Harijadi Sumodidjojo (July 25, 1919 – June 3, 1997) was an Indonesian realist artist who lived during the revolutionary era. He was able to portray the physical form and thoughts of people in a way that could be enjoyed by the general public. Among his works are the paintings Awan Berarak Jalan Bersimpang and Biografi II di Malioboro (Biography II in Malioboro), Anak Tetangga Kita (Our Neighbor's Kid), a stone relief entitled Pesta Pura di Bali (Temple Party in Bali), and mural painted on the wall of the Jakarta History Museum. This 200 m^{2} unfinished mural, which portrays life in Batavia (now Jakarta) from 1880 to 1920. was hidden away in an ethnography room from 1974 until 2010 when a group of British and Indonesian historians came across it.

==Biography==
Harijadi Sumodidjojo was born on July 25, 1919, in the village of, Purworejo Regency, Central Java. According to sources, his birth year was recorded as 1921 to allow him to join the students' army. His father was Samadi, an assistant teacher and headmaster of Ongko Loro School in Ketawangrejo. Samadi was well known as a lover of literature and traditional karawitan music, while his mother was Ngadikem binti Mansur, the daughter of a tobacco landlord in Jember, East Java.

===Career===
Before becoming a self-taught artist, Harijadi studied business. He started painting when he was working as movie poster maker. In 1940–1941, he worked as a commercial artist for a firm in Jakarta, and was well known as one of artists nurtured by the Young Artists of Indonesia (Seniman Indonesia Muda – SIM) organisation led by Sindoedarsono Soedjojono. To provide for his family, Harijadi also worked as a teacher in girls school.

During World War II, Harijadi worked for the Allies as a meteorologist and saw combat in Malaya and Sumatera. In 1949, he joined Brigade 17 of the (TNI) in the battle for Yogyakarta. He joined the Army as a Lieutenant 2nd class, but was soon promoted to Detachment Commander Engineer Brigade 17 for the South Kedu region.

Harijadi was one of the painters who was often invited by President Sukarno to discuss art.

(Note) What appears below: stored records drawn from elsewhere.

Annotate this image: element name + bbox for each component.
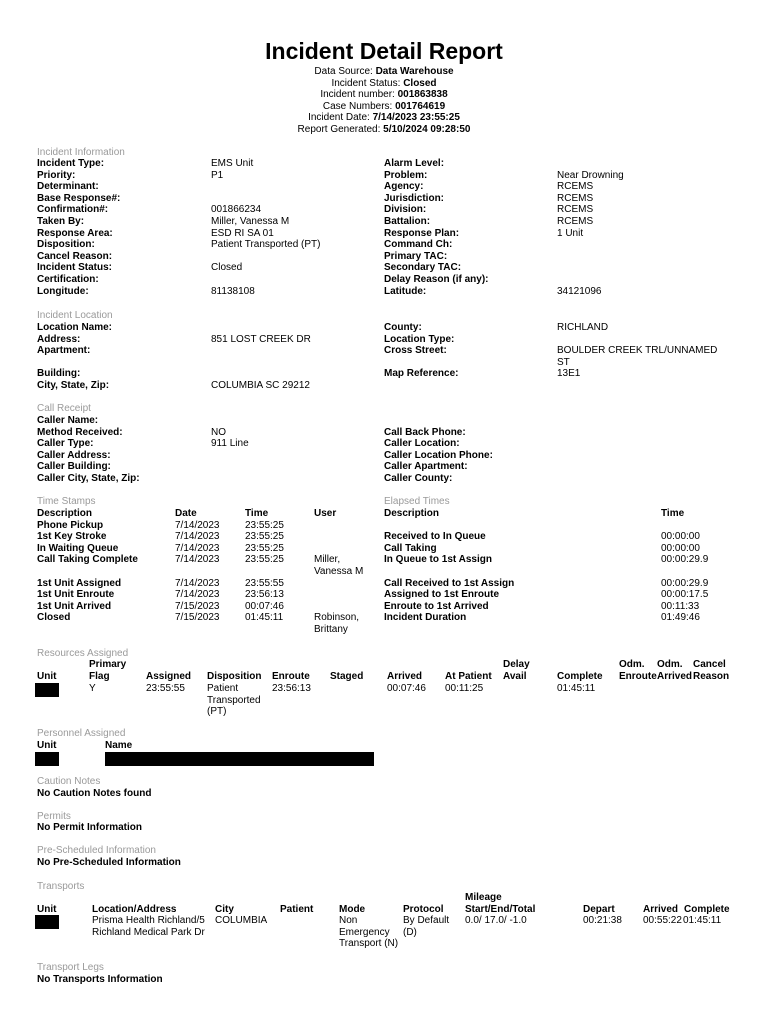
field-label: Caller Location Phone:	[384, 449, 493, 461]
timestamp-time: 00:07:46	[245, 600, 284, 612]
tr-mode: Non Emergency Transport (N)	[339, 915, 399, 950]
caution-notes-heading: Caution Notes	[37, 776, 101, 787]
field-value: Near Drowning	[557, 169, 624, 181]
tr-depart: 00:21:38	[583, 915, 622, 926]
field-label: Determinant:	[37, 181, 99, 193]
res-col-flag: Flag	[89, 671, 110, 682]
timestamp-time: 23:55:25	[245, 542, 284, 554]
field-label: Location Type:	[384, 333, 455, 345]
field-label: Caller Location:	[384, 438, 460, 450]
et-col-description: Description	[384, 508, 440, 519]
elapsed-time: 00:00:29.9	[661, 577, 709, 589]
field-label: Longitude:	[37, 285, 89, 297]
permits-heading: Permits	[37, 811, 71, 822]
resources-assigned-heading: Resources Assigned	[37, 648, 129, 659]
res-col-disposition: Disposition	[207, 671, 262, 682]
time-stamps-heading: Time Stamps	[37, 496, 96, 507]
ts-col-description: Description	[37, 508, 93, 519]
tr-city: COLUMBIA	[215, 915, 268, 926]
field-label: Address:	[37, 333, 81, 345]
elapsed-time: 00:11:33	[661, 600, 700, 612]
field-label: Caller Type:	[37, 438, 94, 450]
timestamp-date: 7/14/2023	[175, 519, 220, 531]
personnel-unit-redaction	[35, 752, 59, 766]
field-value: 1 Unit	[557, 227, 584, 239]
tr-protocol: By Default (D)	[403, 915, 450, 938]
elapsed-times-heading: Elapsed Times	[384, 496, 450, 507]
timestamp-user: Miller, Vanessa M	[314, 554, 364, 577]
timestamp-date: 7/14/2023	[175, 577, 220, 589]
personnel-col-unit: Unit	[37, 740, 57, 751]
timestamp-date: 7/14/2023	[175, 531, 220, 542]
field-value: RCEMS	[557, 216, 594, 227]
timestamp-time: 23:55:55	[245, 577, 284, 589]
transports-heading: Transports	[37, 881, 85, 892]
incident-date-line: Incident Date: 7/14/2023 23:55:25	[308, 112, 460, 123]
elapsed-description: Call Taking	[384, 542, 437, 554]
field-label: City, State, Zip:	[37, 379, 110, 391]
field-label: Battalion:	[384, 216, 431, 227]
ts-col-date: Date	[175, 508, 197, 519]
elapsed-description: Incident Duration	[384, 612, 467, 623]
field-value: 851 LOST CREEK DR	[211, 333, 311, 345]
field-value: 13E1	[557, 368, 581, 379]
elapsed-time: 00:00:00	[661, 542, 700, 554]
res-col-complete: Complete	[557, 671, 603, 682]
field-label: Confirmation#:	[37, 204, 109, 216]
timestamp-time: 23:55:25	[245, 531, 284, 542]
field-label: Base Response#:	[37, 192, 121, 204]
field-label: Certification:	[37, 274, 99, 285]
res-complete: 01:45:11	[557, 683, 596, 694]
timestamp-date: 7/14/2023	[175, 589, 220, 600]
res-col-delay: Delay	[503, 659, 530, 670]
personnel-col-name: Name	[105, 740, 133, 751]
case-numbers-line: Case Numbers: 001764619	[322, 100, 446, 112]
timestamp-description: 1st Unit Assigned	[37, 577, 122, 589]
tr-col-depart: Depart	[583, 904, 615, 915]
field-label: Incident Status:	[37, 262, 113, 274]
field-label: Call Back Phone:	[384, 426, 466, 438]
res-arrived: 00:07:46	[387, 683, 426, 694]
field-label: Problem:	[384, 169, 428, 181]
field-label: Caller Building:	[37, 461, 111, 473]
elapsed-time: 01:49:46	[661, 612, 700, 623]
res-disposition: Patient Transported (PT)	[207, 683, 261, 718]
field-label: Response Area:	[37, 227, 113, 239]
res-col-primary: Primary	[89, 659, 127, 670]
elapsed-time: 00:00:29.9	[661, 554, 709, 565]
ts-col-user: User	[314, 508, 337, 519]
field-label: Caller County:	[384, 473, 453, 484]
field-value: 81138108	[211, 285, 255, 297]
field-label: Location Name:	[37, 322, 113, 333]
field-value: EMS Unit	[211, 158, 254, 169]
field-value: P1	[211, 169, 224, 181]
timestamp-date: 7/15/2023	[175, 612, 220, 623]
res-col-unit: Unit	[37, 671, 57, 682]
field-value: ESD RI SA 01	[211, 227, 274, 239]
tr-location: Prisma Health Richland/5 Richland Medical Park Dr	[92, 915, 205, 938]
elapsed-time: 00:00:00	[661, 531, 700, 542]
field-label: Building:	[37, 368, 81, 379]
timestamp-description: 1st Unit Arrived	[37, 600, 112, 612]
tr-col-protocol: Protocol	[403, 904, 444, 915]
field-label: Response Plan:	[384, 227, 460, 239]
res-col-odm-enroute: Enroute	[619, 671, 657, 682]
field-label: County:	[384, 322, 422, 333]
timestamp-description: 1st Key Stroke	[37, 531, 107, 542]
call-receipt-heading: Call Receipt	[37, 403, 91, 414]
res-col-at-patient: At Patient	[445, 671, 492, 682]
report-generated-line: Report Generated: 5/10/2024 09:28:50	[297, 123, 471, 135]
ts-col-time: Time	[245, 508, 269, 519]
field-label: Caller Name:	[37, 415, 99, 426]
field-label: Delay Reason (if any):	[384, 274, 489, 285]
timestamp-time: 23:55:25	[245, 554, 284, 565]
res-assigned: 23:55:55	[146, 683, 185, 694]
field-label: Incident Type:	[37, 158, 105, 169]
tr-mileage: 0.0/ 17.0/ -1.0	[465, 915, 527, 926]
field-value: RCEMS	[557, 192, 594, 204]
res-enroute: 23:56:13	[272, 683, 311, 694]
tr-col-city: City	[215, 904, 234, 915]
field-label: Alarm Level:	[384, 158, 445, 169]
report-title: Incident Detail Report	[265, 38, 503, 64]
pre-scheduled-text: No Pre-Scheduled Information	[37, 857, 181, 868]
res-col-staged: Staged	[330, 671, 364, 682]
field-label: Caller Apartment:	[384, 461, 468, 473]
incident-status-line: Incident Status: Closed	[331, 77, 437, 89]
field-label: Cross Street:	[384, 345, 447, 356]
timestamp-description: Phone Pickup	[37, 519, 104, 531]
timestamp-time: 23:55:25	[245, 519, 284, 531]
field-label: Command Ch:	[384, 239, 453, 251]
tr-col-unit: Unit	[37, 904, 57, 915]
field-label: Latitude:	[384, 285, 427, 297]
timestamp-description: Closed	[37, 612, 71, 623]
res-col-arrived: Arrived	[387, 671, 423, 682]
data-source-line: Data Source: Data Warehouse	[314, 66, 454, 77]
pre-scheduled-heading: Pre-Scheduled Information	[37, 845, 156, 856]
field-value: Miller, Vanessa M	[211, 216, 290, 227]
permits-text: No Permit Information	[37, 822, 143, 833]
timestamp-date: 7/14/2023	[175, 542, 220, 554]
res-col-avail: Avail	[503, 671, 527, 682]
field-value: 911 Line	[211, 438, 249, 450]
timestamp-date: 7/14/2023	[175, 554, 220, 565]
field-label: Secondary TAC:	[384, 262, 462, 274]
field-label: Taken By:	[37, 216, 85, 227]
tr-col-arrived: Arrived	[643, 904, 679, 915]
field-label: Apartment:	[37, 345, 91, 356]
res-at-patient: 00:11:25	[445, 683, 484, 694]
field-label: Jurisdiction:	[384, 192, 445, 204]
timestamp-user: Robinson, Brittany	[314, 612, 360, 635]
res-col-odm-1: Odm.	[619, 659, 645, 670]
tr-col-complete: Complete	[684, 904, 730, 915]
incident-number-line: Incident number: 001863838	[320, 89, 448, 100]
field-label: Agency:	[384, 181, 424, 193]
field-value: RCEMS	[557, 204, 594, 216]
timestamp-description: Call Taking Complete	[37, 554, 138, 565]
elapsed-description: Call Received to 1st Assign	[384, 577, 515, 589]
res-primary-flag: Y	[89, 683, 96, 694]
tr-arrived: 00:55:22	[643, 915, 682, 926]
timestamp-time: 01:45:11	[245, 612, 284, 623]
res-col-odm-arrived: Arrived	[657, 671, 693, 682]
res-col-cancel: Cancel	[693, 659, 726, 670]
tr-complete: 01:45:11	[683, 915, 722, 926]
field-label: Caller Address:	[37, 449, 111, 461]
elapsed-description: Assigned to 1st Enroute	[384, 589, 500, 600]
field-label: Caller City, State, Zip:	[37, 473, 140, 484]
elapsed-description: Received to In Queue	[384, 531, 486, 542]
field-value: 34121096	[557, 285, 602, 297]
timestamp-description: In Waiting Queue	[37, 542, 119, 554]
elapsed-description: In Queue to 1st Assign	[384, 554, 492, 565]
field-label: Cancel Reason:	[37, 250, 113, 262]
field-value: NO	[211, 426, 226, 438]
field-label: Division:	[384, 204, 427, 216]
field-value: BOULDER CREEK TRL/UNNAMED ST	[557, 345, 718, 368]
timestamp-date: 7/15/2023	[175, 600, 220, 612]
field-label: Priority:	[37, 169, 76, 181]
tr-col-patient: Patient	[280, 904, 314, 915]
field-label: Primary TAC:	[384, 250, 448, 262]
personnel-assigned-heading: Personnel Assigned	[37, 728, 126, 739]
res-col-reason: Reason	[693, 671, 730, 682]
incident-information-heading: Incident Information	[37, 147, 125, 158]
res-col-odm-2: Odm.	[657, 659, 683, 670]
timestamp-description: 1st Unit Enroute	[37, 589, 115, 600]
field-value: 001866234	[211, 204, 262, 216]
tr-col-mileage-detail: Start/End/Total	[465, 904, 536, 915]
res-col-assigned: Assigned	[146, 671, 192, 682]
caution-notes-text: No Caution Notes found	[37, 788, 152, 799]
field-label: Method Received:	[37, 426, 123, 438]
field-value: RICHLAND	[557, 322, 609, 333]
field-value: COLUMBIA SC 29212	[211, 379, 310, 391]
unit-redaction	[35, 683, 59, 697]
res-col-enroute: Enroute	[272, 671, 310, 682]
transport-unit-redaction	[35, 915, 59, 929]
tr-col-mode: Mode	[339, 904, 366, 915]
elapsed-description: Enroute to 1st Arrived	[384, 600, 489, 612]
field-label: Disposition:	[37, 239, 95, 251]
elapsed-time: 00:00:17.5	[661, 589, 709, 600]
field-label: Map Reference:	[384, 368, 459, 379]
et-col-time: Time	[661, 508, 685, 519]
field-value: Closed	[211, 262, 243, 274]
field-value: RCEMS	[557, 181, 594, 193]
timestamp-time: 23:56:13	[245, 589, 284, 600]
transport-legs-text: No Transports Information	[37, 974, 163, 985]
transport-legs-heading: Transport Legs	[37, 962, 104, 973]
personnel-name-redaction	[105, 752, 374, 766]
field-value: Patient Transported (PT)	[211, 239, 321, 251]
incident-location-heading: Incident Location	[37, 310, 113, 321]
tr-col-location: Location/Address	[92, 904, 177, 915]
tr-col-mileage: Mileage	[465, 892, 502, 903]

In 1965, Sukarno sent Harijadi and another artist, Puranto Yapung, along with historians Drs Soemardjo and Drs Buchori to learn about museums in Mexico. They learned how to make dioramas from Mario Vasces, an expert in anthropology and museums who worked for the Mexican government. The purpose of this trip was so that the National Museum of Indonesia then under construction, could be filled with dioramas about Indonesian history. However, work was halted in 1965 by the coup attempt by the 30 September Movement after only five out of 30 planned dioramas had been completed done. In Mexico, Harijado also met Jose David Alvaro Siquiros, a mural artist and realist painter. He also became a member of the Organisacion International de Muralistos del Mundo in South America. His belief in Sukarno's nationalist ideology led to restrictions on his artistic freedom during the Indonesia New Order regime in power from 1968 to 1998 because during that era, people feared concepts associated with Sukarno. Until his end of life, he held firm to his principle of using his art for people and refusing to serve those in power.

===Hobbies===
Besides painting, Harijadi had an interest in automotives and racing. He participated in the Yogyakarta Motor Sport Association. In 1956, he came second in the Permi TT( Time Trial) Races class of 350 cc in Surabaya with his BSA Gold type Star. Until, the 1970s, he was active in the Indonesian Motor Association and worked as checker of machine authenticity every time a race was held at the Ancol circuit. His other hobbies were singing and writing poetry. In 1959, he acted in the Hartati theater directed by Subagio Sastrowardoyo. He also acted in the movies Badai Selatan (1960) and Nyoman Cinta Merah Putih (1989).